Spokane Public Schools has disputed data from the Washington state Office of the Superintendent of Public Instruction showing an increase in homeless students in the district since last year.

Yet OSPI, though it confirmed a discrepancy, is not concerned that the numbers may be wrong in any other school district.

Last month, the state superintendent sent out a news release claiming the number of homeless students in Washington had climbed to nearly 40,000 in 2015-16. In Spokane Public Schools, OSPI's data said 1,850 students did not have a stable place to call home last school year, which would have been an increase of 36 percent from the 2014-15 school year.

But Spokane Public Schools says that is not what it reported.

"There was not an increase in homeless students in our district last year according to our data," says Sarah Miller, liaison for Spokane Public Schools' HEART program that works with students experiencing homelessness.

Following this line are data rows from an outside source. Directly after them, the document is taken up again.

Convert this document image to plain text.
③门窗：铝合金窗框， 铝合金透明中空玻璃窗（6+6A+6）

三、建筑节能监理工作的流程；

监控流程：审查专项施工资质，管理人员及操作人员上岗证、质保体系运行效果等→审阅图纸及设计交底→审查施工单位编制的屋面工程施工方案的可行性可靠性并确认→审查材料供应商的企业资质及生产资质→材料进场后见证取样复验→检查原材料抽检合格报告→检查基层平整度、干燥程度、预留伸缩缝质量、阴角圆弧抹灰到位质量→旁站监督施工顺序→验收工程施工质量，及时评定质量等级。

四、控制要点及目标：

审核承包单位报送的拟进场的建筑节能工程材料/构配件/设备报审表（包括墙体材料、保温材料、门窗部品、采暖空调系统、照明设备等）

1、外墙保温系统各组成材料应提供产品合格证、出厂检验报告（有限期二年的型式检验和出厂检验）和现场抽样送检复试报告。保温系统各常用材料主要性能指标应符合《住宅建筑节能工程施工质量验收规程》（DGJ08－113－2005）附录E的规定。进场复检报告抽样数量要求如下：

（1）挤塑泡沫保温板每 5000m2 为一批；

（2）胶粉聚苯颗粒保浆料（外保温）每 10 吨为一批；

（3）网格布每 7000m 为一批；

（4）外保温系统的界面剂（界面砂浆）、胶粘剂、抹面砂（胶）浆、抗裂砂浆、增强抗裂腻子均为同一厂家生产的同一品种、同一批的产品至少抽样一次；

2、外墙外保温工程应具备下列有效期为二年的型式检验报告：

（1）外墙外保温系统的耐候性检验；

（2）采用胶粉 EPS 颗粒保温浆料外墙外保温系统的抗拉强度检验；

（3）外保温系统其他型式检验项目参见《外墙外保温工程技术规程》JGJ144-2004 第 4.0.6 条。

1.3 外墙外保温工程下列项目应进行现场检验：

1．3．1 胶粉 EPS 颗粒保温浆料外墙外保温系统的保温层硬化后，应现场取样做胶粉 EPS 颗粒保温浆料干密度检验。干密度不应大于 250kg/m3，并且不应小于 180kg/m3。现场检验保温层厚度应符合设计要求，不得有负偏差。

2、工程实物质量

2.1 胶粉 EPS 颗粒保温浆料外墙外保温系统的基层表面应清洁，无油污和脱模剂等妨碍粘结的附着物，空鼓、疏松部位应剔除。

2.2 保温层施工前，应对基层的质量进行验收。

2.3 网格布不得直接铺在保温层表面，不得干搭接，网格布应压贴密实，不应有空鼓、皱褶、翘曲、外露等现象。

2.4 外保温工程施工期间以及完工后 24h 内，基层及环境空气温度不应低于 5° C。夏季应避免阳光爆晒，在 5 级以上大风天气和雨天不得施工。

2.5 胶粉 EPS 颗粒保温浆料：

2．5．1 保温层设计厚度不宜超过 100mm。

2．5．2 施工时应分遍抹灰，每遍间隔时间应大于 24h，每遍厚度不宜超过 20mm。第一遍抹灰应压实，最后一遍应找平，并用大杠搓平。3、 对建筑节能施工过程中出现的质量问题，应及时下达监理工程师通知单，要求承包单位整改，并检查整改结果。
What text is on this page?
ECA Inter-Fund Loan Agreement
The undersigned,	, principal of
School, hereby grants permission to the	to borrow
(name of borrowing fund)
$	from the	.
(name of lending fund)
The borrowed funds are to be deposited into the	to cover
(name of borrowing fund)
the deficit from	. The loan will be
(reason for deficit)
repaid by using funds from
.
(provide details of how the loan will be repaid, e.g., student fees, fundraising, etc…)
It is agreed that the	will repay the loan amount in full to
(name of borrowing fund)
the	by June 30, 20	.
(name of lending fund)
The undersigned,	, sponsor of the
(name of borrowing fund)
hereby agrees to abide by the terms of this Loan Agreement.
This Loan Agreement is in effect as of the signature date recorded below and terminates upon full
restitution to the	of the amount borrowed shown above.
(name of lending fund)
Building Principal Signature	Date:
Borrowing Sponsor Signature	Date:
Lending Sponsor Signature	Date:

In fact, Spokane Public Schools says it reported 1,334 homeless students for the 2015-16 school year, about the same as what was reported the previous year. That number is roughly 500 less than what OSPI included in its dataset released in January.

OSPI's communications manager, Nathan Olson, has confirmed that OSPI released a higher number than what Spokane Public Schools reported. But the reason for the discrepancy, he says, is that Spokane Public Schools actually reported two different numbers.

Spokane Public Schools, he says, reported its count of homeless students for the 2015-16 school year into a database called the Education Data System, and the district certified those numbers — the lower number of 1,334 homeless students — in the fall. But by the time OSPI pulled the numbers a couple months later, the district had added 522 students, according to Olson. That's where the higher count came from.

This is the same process used for all districts in Washington, and Olson says typically the process "works fairly well." Last year, for example, the numbers were off by 45 students statewide out of more than 35,000 homeless students, he says.

It remains unclear whether the number of homeless students counted in other districts varies from what OSPI says. Seattle Public Schools, which was also listed as having an increase of more than 500 homeless students from last year, tells the Inlander there is no discrepancy between what the district reported and what OSPI released.

OSPI collects numbers on homeless students each year as part of the federal McKinney-Vento Act, which aims to provide homeless students the same education as others. The school definition of homelessness is broader than the U.S. Housing and Urban Development definition.

Olson says OSPI started looking into the issue after the Inlander began inquiring about the discrepancy last week.

"While I'm never happy about inconsistent data, I really hope that this issue doesn't overshadow the overall story," Olson says. "The homeless student population is increasing, and those students need help."